Mythos proves AI is grown up and can do real work, says F5 exec

  • Anthropic's Mythos is powerful evidence against skeptics who pooh-pooh AI's usefulness, says F5's Jimmy White
  • Mythos is the first of what will be a new class of AI models specialized for specific tasks, according to the F5 AI VP
  • Telcos can expect drastically changed traffic patterns due to AI

It's a tough month to be an AI skeptic.

Anthropic's Mythos software is bigger than a product announcement, said F5 AI VP Jimmy White. The software is a proof-of-concept that AI can actually do important work.

That's significant, because throughout the three-year AI boom, skeptics have been pounding a drum: AI is just a toy. It's a stochastic parrot. It's spicy autocomplete. Its ability to do real work is overhyped.

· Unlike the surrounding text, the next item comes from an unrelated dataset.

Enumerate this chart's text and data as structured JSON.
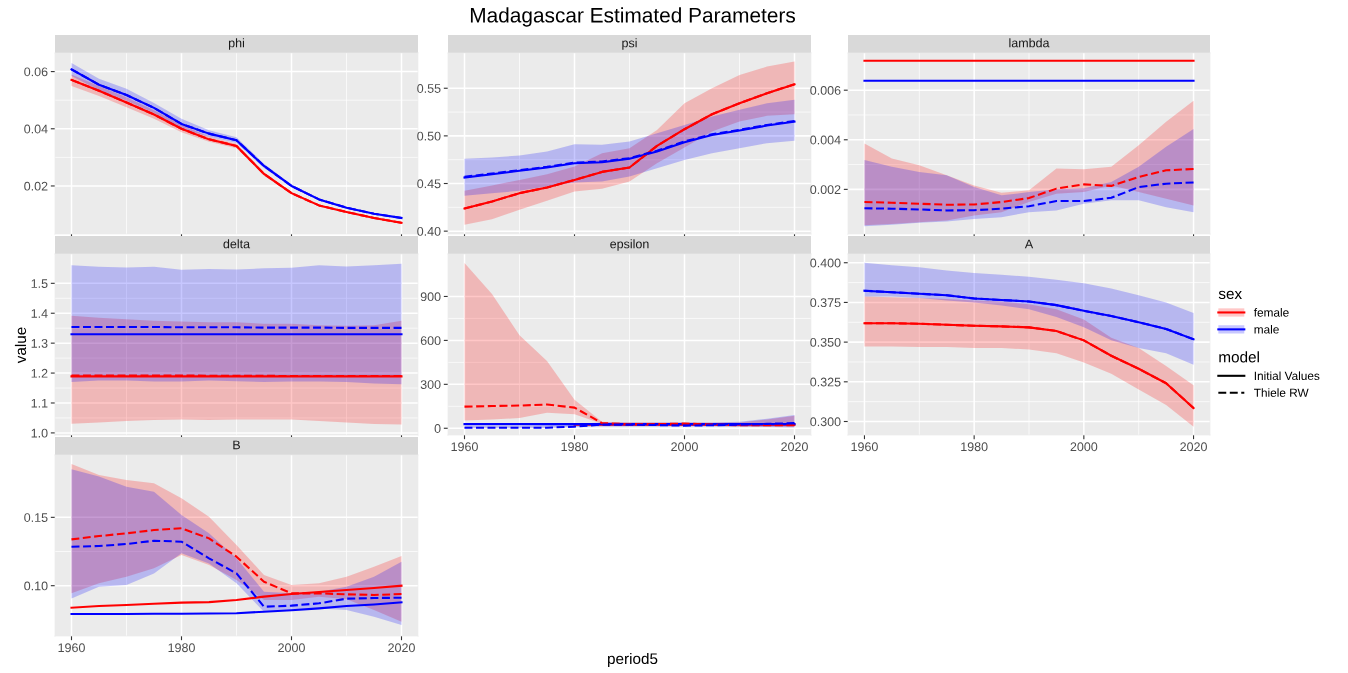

And the skeptics had evidence. More than 80% of companies reported zero productivity gains from AI in a February 2026 National Bureau of Economic Research study surveying 6,000 executives. A randomized controlled trial by research nonprofit Metr found that experienced developers using AI coding tools actually took 19% longer to complete tasks, though they believed the tools had made them faster. A meta-analysis published in California Management Review found no robust relationship between AI adoption and aggregate productivity growth.

"Everyone thought, okay, lots and lots of investment, really great models getting better. But where's the rubber meeting the road?" White told Fierce.

Mythos answered the skeptics. A specialized AI model demonstrated exceptional ability to detect vulnerabilities in source code — a task with important practical value.

"This is a really good 'white knight' type of purpose," White said. Its not just AI being used to generate memes or greeting cards. It's AI doing important work.

Other practical AI uses emerge

And additional AI uses are coming forward. In its earnings call Monday, Verizon said AI is delivering a 1,280-basis-point increase in customer satisfaction scores year-over-year, with 85% of network problems autonomously resolved, before customers see them. TM Forum said agentic AI is pushing telcos to Level 4 autonomous networks.

Developers report AI has transformed coding and vastly improved productivity. The New York Times interviewed 70 developers and found they are now describing software in natural language and supervising AI as it writes the code; startups reported 20-100x gains working greenfield code bases while Google, with vast amounts of brownfield code, reported a 10% productivity gain. But it's not all upside — junior developer jobs are disappearing.

AI finds special purpose

White foresees a new generation of targeted AI tools emerging. As frontier models improve, specialized capabilities get carved out of them and offered as targeted services — distinct tools for distinct jobs, rather than one general-purpose AI doing everything adequately.

Design is the next example he points to. Anthropic partnered with Canva to offer high-quality software design-as-a-service, and White described the results as genuinely impressive — the kind of output that becomes possible when you pair a powerful model with a massive library of design patterns as training material.

Beyond the big two

Mythos has also accelerated the competitive landscape. What White calls the "big two" — Anthropic and OpenAI — has become a "big five," with Google's Gemini 4, Meta and xAI now competing in frontier model development. Both Anthropic and OpenAI now offer code vulnerability scanning as a packaged service. Open-source models haven't reached that bar yet, White said, but they will.

F5 has been building its own AI security stack. At AppWorld in Las Vegas in March, the company launched an AI security platform that includes AI Red Team for automated offensive testing, AI Guardrails for runtime model protection and AI Remediate — a tool that automates the pipeline from vulnerability discovery to enforced protection, addressing the shortage of specialized AI security experts.

What this means for telcos

For telcos, accelerated AI adoption means new patterns in network traffic. Nearly all AI traffic today is text. But multimodal AI — especially voice and audio — is gaining adoption fast, and carries substantially higher data volumes, White said.

Also, agentic AI doesn't sleep. Human-driven traffic follows geography and time zones. Agent-driven traffic is constant, he said.

"Instead of there being a follow-the-sun data profile, it'll be a flat profile all the time, globally," White said. For telcos, that means the familiar concept of busy hours may lose its utility, and overall volume will rise significantly as human-driven peaks give way to constant agent-driven demand.

While agentic AI traffic may be consistent, AI training causes "elephant flows," or big bursts of traffic, according to a Backblaze report released Tuesday. The cloud storage vendor also reported neocloud and hyperscaler traffic dropping sharply over winter but rebounding in March, which it could not explain.